The first modern air conditioning system was developed in 1902 by a young electrical engineer named Willis Haviland Carrier. It was designed to solve a humidity problem at the Sackett-Wilhelms Lithographing and Publishing Company in Brooklyn, N.Y. Paper stock at the plant would sometimes absorb moisture from the warm summer air, making it difficult to apply the layered inking techniques of the time. Carrier treated the air inside the building by blowing it across chilled pipes. The air cooled as it passed across the cold pipes, and since cool air can't carry as much moisture as warm air, the process reduced the humidity in the plant and stabilized the moisture content of the paper. Reducing the humidity also had the side benefit of lowering the air temperature -- and a new technology was born.

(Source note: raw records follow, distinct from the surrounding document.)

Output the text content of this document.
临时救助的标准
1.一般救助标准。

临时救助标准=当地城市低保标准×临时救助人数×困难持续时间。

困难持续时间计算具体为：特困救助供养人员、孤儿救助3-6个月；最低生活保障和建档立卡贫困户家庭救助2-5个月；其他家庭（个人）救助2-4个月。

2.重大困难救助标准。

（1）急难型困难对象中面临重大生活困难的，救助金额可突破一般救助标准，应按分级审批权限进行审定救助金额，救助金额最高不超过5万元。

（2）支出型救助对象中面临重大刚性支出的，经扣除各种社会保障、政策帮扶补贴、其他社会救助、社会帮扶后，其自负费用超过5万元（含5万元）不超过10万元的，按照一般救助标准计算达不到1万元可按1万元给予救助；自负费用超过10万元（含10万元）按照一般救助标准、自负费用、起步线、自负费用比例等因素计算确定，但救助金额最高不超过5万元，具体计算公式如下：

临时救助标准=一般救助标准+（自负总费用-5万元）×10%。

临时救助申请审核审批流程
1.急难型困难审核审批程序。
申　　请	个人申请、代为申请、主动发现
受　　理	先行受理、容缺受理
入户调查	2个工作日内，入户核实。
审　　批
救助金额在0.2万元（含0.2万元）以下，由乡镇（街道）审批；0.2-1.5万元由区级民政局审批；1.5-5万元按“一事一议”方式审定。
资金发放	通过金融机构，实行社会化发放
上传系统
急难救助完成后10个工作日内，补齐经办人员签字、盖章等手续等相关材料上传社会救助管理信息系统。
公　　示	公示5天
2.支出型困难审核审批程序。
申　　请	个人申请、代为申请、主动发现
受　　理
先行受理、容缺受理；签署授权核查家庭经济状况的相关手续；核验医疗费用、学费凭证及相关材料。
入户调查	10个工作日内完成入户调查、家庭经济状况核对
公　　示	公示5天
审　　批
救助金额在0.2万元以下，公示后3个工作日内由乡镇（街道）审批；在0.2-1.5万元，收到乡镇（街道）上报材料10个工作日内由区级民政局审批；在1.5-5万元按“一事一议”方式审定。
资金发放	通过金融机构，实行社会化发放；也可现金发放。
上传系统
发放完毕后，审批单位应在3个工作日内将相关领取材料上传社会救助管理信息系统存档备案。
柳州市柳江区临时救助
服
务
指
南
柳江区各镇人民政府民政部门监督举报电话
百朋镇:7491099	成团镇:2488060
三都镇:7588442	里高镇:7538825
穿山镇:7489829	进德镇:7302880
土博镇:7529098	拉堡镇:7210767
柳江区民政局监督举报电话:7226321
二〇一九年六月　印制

Carrier realized he'd developed something with far-reaching potential, and it wasn't long before air-conditioning systems started popping up in theaters and stores, making the long, hot summer months much more comfortable [source: Time].
The actual process air conditioners use to reduce the ambient air temperature in a room is based on a very simple scientific principle. The rest is achieved with the application of a few clever mechanical techniques. Actually, an air conditioner is very similar to another appliance in your home -- the refrigerator. Air conditioners don't have the exterior housing a refrigerator relies on to insulate its cold box. Instead, the walls in your home keep cold air in and hot air out.